Perceptions are fascinating things: they have no solid ground. If you keep watching any sensation of the body, putting aside everything else, they grow, fill the mind, and you see more and more details. Not just in the case of the nostrils or the tip of the nose, but even heart-beating, or anything else. You can feel your body or any part of it heavily pulsating with every heartbeat, or you can feel the flowing of the blood in your brain. So we can't really say that this or that sensation is such and such. As with everything else, they are subject to change, subject to arising and falling away.Collective wrote:... I find it difficult trying to centre my awareness on the tip, or nostrils because the sensation is that subtle as to be almost non existent. ...
Of course if frustration arises because of the desire for a perception that is different from what you have, and the awareness shifts to the frustration, then the frustration will grow, instead of the calming meditation object. There is a tendency of identifying with such mental phenomena as "I", and if one identifies with them, one becomes oblivious to them. If one becomes oblivious to them, there can be no escape: they take control. The key is to keep in mind that everything is just a natural phenomenon that you can either cultivate, or put aside. If a perception is stressful, there is no reason to nurture it. In this way you can make peace with any conditions, and this peace and ease is the very essence of the "relaxation" that you would like to have.
As for or mindfulness of breathing, general awareness of breathing is excellent; just cultivate it thoroughly. You don't have to deliberately fixate on any nose or nostril sensation. You can even give the thing a spin, and instead of watching the breath, you can observe the mind whether it watches the breath or not. In any case, you are just observing a perception. In my view there is not so much difference between the "different" meditations; the dynamics is the same. With time you will eventually lose much of the initial experience of the meditation object (and of being ), when the normal, complex perception of "reality" starts to completely fall away.
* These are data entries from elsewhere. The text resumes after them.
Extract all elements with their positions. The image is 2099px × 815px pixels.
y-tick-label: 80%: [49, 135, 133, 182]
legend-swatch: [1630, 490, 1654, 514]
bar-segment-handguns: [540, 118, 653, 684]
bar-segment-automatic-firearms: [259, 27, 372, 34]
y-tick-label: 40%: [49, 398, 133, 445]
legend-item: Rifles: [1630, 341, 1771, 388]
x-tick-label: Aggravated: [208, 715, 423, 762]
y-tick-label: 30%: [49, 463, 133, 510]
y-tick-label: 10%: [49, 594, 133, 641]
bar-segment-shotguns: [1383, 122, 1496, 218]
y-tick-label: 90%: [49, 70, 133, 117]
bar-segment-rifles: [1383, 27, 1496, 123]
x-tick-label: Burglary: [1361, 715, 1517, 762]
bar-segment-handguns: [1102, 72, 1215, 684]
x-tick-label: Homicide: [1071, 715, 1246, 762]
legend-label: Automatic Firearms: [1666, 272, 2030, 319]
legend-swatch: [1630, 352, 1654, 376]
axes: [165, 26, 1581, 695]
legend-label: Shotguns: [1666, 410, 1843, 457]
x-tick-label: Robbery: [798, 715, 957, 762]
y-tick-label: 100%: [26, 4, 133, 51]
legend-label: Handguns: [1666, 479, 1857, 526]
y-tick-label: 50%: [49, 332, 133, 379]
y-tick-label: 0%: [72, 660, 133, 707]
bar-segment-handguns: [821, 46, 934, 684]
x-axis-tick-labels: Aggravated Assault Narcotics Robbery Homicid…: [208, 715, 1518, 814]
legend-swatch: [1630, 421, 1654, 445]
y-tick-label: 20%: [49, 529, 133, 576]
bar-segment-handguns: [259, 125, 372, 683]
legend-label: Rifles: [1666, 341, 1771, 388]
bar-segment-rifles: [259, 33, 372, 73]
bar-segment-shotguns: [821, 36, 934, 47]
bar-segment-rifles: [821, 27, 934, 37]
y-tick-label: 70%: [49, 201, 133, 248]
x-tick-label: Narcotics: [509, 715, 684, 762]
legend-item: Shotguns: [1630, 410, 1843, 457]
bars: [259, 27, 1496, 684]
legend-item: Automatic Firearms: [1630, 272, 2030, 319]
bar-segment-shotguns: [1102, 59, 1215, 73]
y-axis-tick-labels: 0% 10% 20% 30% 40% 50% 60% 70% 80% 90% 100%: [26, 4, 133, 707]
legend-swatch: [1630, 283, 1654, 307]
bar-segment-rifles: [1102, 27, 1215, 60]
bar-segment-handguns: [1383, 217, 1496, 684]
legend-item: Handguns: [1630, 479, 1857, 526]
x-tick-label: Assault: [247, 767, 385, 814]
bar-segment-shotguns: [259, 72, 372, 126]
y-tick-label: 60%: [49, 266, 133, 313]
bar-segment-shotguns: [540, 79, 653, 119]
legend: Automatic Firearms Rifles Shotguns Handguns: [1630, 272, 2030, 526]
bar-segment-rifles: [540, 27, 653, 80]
But I'm just following my own thread of thinking in my usual intuitive way, with the hope that it gives some form of help. It is guaranteed that there are much more skillful meditators than me here, so hopefully you will have some more meaningful explanations. And of course the recommended talks are really good sources of information; you can get from them almost everything that you need for development. Though, one of the most important spiritual qualities is patience; time is needed for the dhamma to fully penetrate one's mind.
Again, apologies for the blabbing, and have a lovely day.